Başbakan Davutoğlu'nun 'Ortadoğu'da kapsamlı birleştirici ruh hareketi başlatıyoruz' sözlerini de eleştiren Devlet Bahçeli, şöyle devam etti: "Pes doğrusu. Sayın Başbakan, Ortadoğu'nun ruhu çalınmışken, Türkiye bölgenin her köşesinden tasfiye edilmişken bu hayal mahsulü palavrayı ağzına almaktan vicdan azabı duymuyor musun? Davutoğlu Türklüğe ve Türk kimliğine Kandil'den bakmış, Erivan, Moskova, Brüksel, Washington'dan yaklaşmıştır. Bu çok büyük bir geri adım, izahı olmayan zihni bulanıklıktır. Başbakan 'yerel yönetimlerin yetkilerini genişleteceğiz' diyor, PKK'da tam bunu istiyor. 'İstişare meclisleri kuracağız' diyor, bölücüler de özyönetim ve özerkliğin kabulü için bunu bekliyor. Ankara'da masa kuracağız diyor, zımnen PKK'yı başkente davet ediyor. Akıl alır gibi değil, bu ne rezilliktir? Ve Davutoğlu freni patlamış, contaları yanmış bir kamyon gibi konuşmayı sürdürüyor ve diyor ki 'Çukur kazacağınıza gelin anayasa komisyonuna istediğinizi söyleyin' Kime söylüyor? PKK'ya; kim söylüyor? Serok Ahmet. Yani Davutoğlu Mardin'de PKK'yı açıkça masaya davet etmiştir."

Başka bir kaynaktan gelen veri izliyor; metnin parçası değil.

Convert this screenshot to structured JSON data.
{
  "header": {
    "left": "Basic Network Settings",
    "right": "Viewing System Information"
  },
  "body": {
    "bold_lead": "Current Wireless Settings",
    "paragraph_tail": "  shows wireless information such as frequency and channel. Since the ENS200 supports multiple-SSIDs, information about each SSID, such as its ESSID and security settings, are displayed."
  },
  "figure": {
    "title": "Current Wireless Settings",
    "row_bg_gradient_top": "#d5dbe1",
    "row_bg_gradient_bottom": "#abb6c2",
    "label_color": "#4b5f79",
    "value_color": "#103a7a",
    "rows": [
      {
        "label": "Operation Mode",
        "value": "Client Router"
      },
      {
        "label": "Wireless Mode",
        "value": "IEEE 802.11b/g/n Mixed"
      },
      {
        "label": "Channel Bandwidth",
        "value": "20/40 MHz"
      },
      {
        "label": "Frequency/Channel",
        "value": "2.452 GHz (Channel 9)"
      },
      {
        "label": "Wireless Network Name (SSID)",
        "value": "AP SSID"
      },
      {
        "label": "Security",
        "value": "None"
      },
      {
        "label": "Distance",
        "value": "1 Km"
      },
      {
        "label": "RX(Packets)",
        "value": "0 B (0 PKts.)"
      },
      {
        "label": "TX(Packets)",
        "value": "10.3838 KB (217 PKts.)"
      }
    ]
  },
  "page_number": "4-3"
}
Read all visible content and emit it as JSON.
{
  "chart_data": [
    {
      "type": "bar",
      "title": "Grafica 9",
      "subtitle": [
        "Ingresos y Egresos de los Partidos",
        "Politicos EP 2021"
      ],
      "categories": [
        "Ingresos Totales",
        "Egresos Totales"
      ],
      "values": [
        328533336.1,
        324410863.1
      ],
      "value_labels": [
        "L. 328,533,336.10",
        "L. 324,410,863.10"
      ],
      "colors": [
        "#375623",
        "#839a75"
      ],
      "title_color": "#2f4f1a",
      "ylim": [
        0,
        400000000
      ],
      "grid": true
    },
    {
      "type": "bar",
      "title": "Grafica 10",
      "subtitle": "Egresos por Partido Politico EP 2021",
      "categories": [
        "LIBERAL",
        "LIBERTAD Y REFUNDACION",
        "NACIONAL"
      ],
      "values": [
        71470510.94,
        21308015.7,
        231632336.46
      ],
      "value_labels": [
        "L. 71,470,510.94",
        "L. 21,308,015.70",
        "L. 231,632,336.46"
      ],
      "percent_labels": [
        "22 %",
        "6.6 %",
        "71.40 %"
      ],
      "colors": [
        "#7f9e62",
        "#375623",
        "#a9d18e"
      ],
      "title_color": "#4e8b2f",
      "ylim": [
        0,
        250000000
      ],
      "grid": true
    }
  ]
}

"MONDROSÇULAR, SEVRCİLER, AKP'Yİ KISKIVRAK ELE GEÇİRMİŞ"
Devlet Bahçeli, sözlerini şöyle tamamladı: "Şehitlerimizin ruhu azap içindedir. Milli ve üniter devletimiz, birlik ve kardeşlik duygularımız linç edilmektedir. AKP hiçbir şeyden ders almamıştır. İhanet bu siyaset anlayışının hücrelerine kadar sinmiştir. AKP-PKK'ya ateşkes teklifi getirmiş, teslim senedini imzaya hazır olduğunu ima etmiştir. Mondrosçular, Sevrciler, manda ve himaye özlemi çeken köksüzler AKP'yi kıskıvrak ele geçirmiş, Davutoğlu'nu da vesayet altına almışlardır. Sayın Davutoğlu bilesin ki, bu vatan Türk vatanıdır. Türkiye Cumhuriyeti'ni nice badirelerden, nice felaketlerden sonra Türk milleti kurmuştur. Kutlu ecdadımız Alpaslan bir Türk komutanıdır, askerleri Türk'tür, bu toprakları da can pahasına Türkleştirmişlerdir. Bu aziz vatanda Mezopotamya çocukları değil, tamı tamamına Türk çocukları vardır ve hepsi bu milletin eşit, saygın, onurlu ve aralarında fark bulunmayan evlatlarıdır."